Garantir la présomption de minorité et rendre le recours suspensif :
Parmi les recommandations de la commission parlementaires, retenons la plus importante, la recommandation 47 : "Garantir la présomption de minorité d’une personne se présentant comme mineur non accompagné (MNA) jusqu’à la décision de justice le concernant, lorsqu’il conteste la décision du département sur l’évaluation de sa minorité."

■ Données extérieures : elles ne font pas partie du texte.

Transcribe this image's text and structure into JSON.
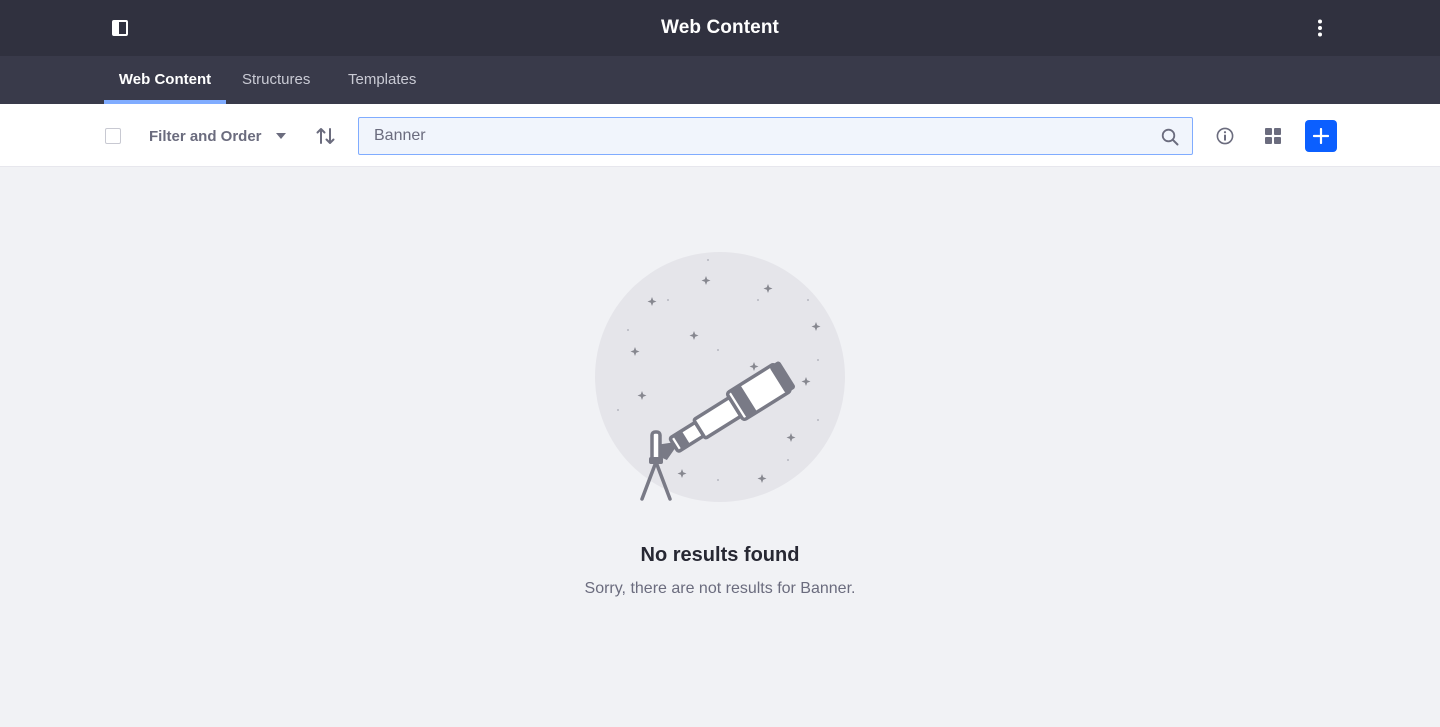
{
  "header": {
    "title": "Web Content"
  },
  "tabs": [
    {
      "label": "Web Content",
      "active": true
    },
    {
      "label": "Structures",
      "active": false
    },
    {
      "label": "Templates",
      "active": false
    }
  ],
  "toolbar": {
    "filter_label": "Filter and Order",
    "search": {
      "value": "Banner",
      "placeholder": ""
    }
  },
  "empty_state": {
    "title": "No results found",
    "description": "Sorry, there are not results for Banner."
  },
  "icons": {
    "sidebar_toggle": "sidebar-toggle-icon",
    "kebab": "vertical-ellipsis-icon",
    "sort": "sort-order-icon",
    "search": "search-icon",
    "info": "info-circle-icon",
    "display": "cards-grid-icon",
    "add": "plus-icon",
    "illustration": "telescope-illustration"
  },
  "colors": {
    "header_bg": "#30313f",
    "nav_bg": "#393a4a",
    "active_tab_indicator": "#80acff",
    "primary": "#0b5fff",
    "page_bg": "#f1f2f5"
  }
}
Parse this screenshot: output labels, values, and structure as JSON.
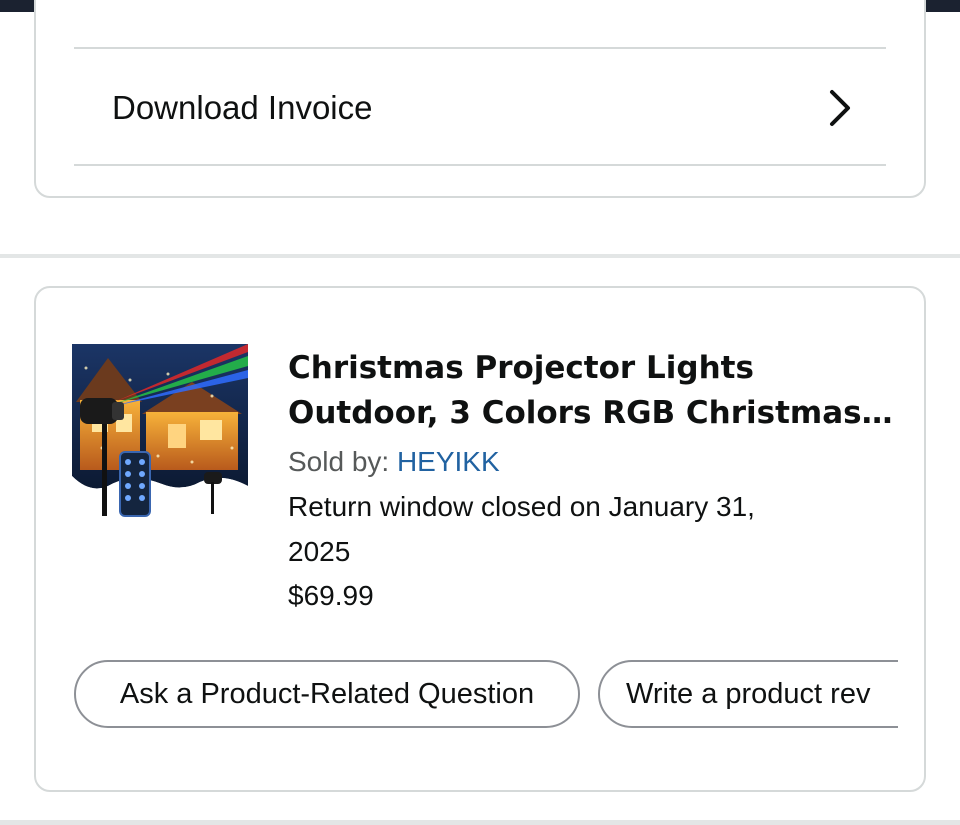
{
  "invoice": {
    "label": "Download Invoice"
  },
  "product": {
    "title_line1": "Christmas Projector Lights",
    "title_line2": "Outdoor, 3 Colors RGB Christmas…",
    "sold_by_label": "Sold by: ",
    "seller": "HEYIKK",
    "return_line1": "Return window closed on January 31,",
    "return_line2": "2025",
    "price": "$69.99",
    "image_icon": "projector-lights-product-image"
  },
  "actions": {
    "ask_question": "Ask a Product-Related Question",
    "write_review": "Write a product rev"
  },
  "colors": {
    "link": "#2162a1",
    "border": "#d5d9d9",
    "text": "#0f1111",
    "muted": "#565959",
    "top_bar": "#1b2230"
  }
}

En effet, les jeunes déclarés majeurs par le Département ont le droit de déposer un recours au tribunal pour enfants pour être reconnus mineurs. Mais ces recours sont longs : dans les Alpes-Maritimes, le délai moyen entre le dépôt du recours et la décision finale de la justice est de 6 à 8 mois, parfois plus s'il y a passage par la cour d'appel. Les jeunes exilés ont le droit de faire un recours mais on ne leur fournit pas les conditions matérielles d'existence dignes permettant d'exercer réellement ce droit et ils se retrouvent à la rue en attendant la décision du tribunal. Notre association tente de maintenir un réseau d'hébergements solidaires : des citoyennes et des citoyens se relaient pour offrir un toit à ces jeunes exilés le temps de ces procédures.
La commission d'enquête parlementaire propose que le recours déposé auprès du tribunal pour enfants devienne suspensif, ce qui implique que les jeunes soient placés le temps des procédures judiciaires pour bénéficier de la protection de l'enfance. Le rapport précise : "Il est indispensable que le jeune bénéficie d’une présomption de minorité jusqu’à la décision de justice lorsqu’il saisit le juge pour contester la décision du département sur sa minorité. Cette présomption de minorité lui permettra de bénéficier d’un accueil provisoire également durant cette période. La saisine du juge doit donc être suspensive pour que le droit au recours devienne effectif."
Le rapport de la commission d'enquête parlementaire sur la protection de l'enfance vient donc confirmer sur de nombreux points l'analyse et propositions que nous faisons depuis de longues années dans les Alpes-Maritimes.
Forts de ce constats nous proposons à nouveau au Département 06, à la préfecture des Alpes-Maritimes et au tribunal pour enfants de travailler en commun afin d'améliorer les conditions d'accueil des Mineurs Non Accompagnés dans notre département.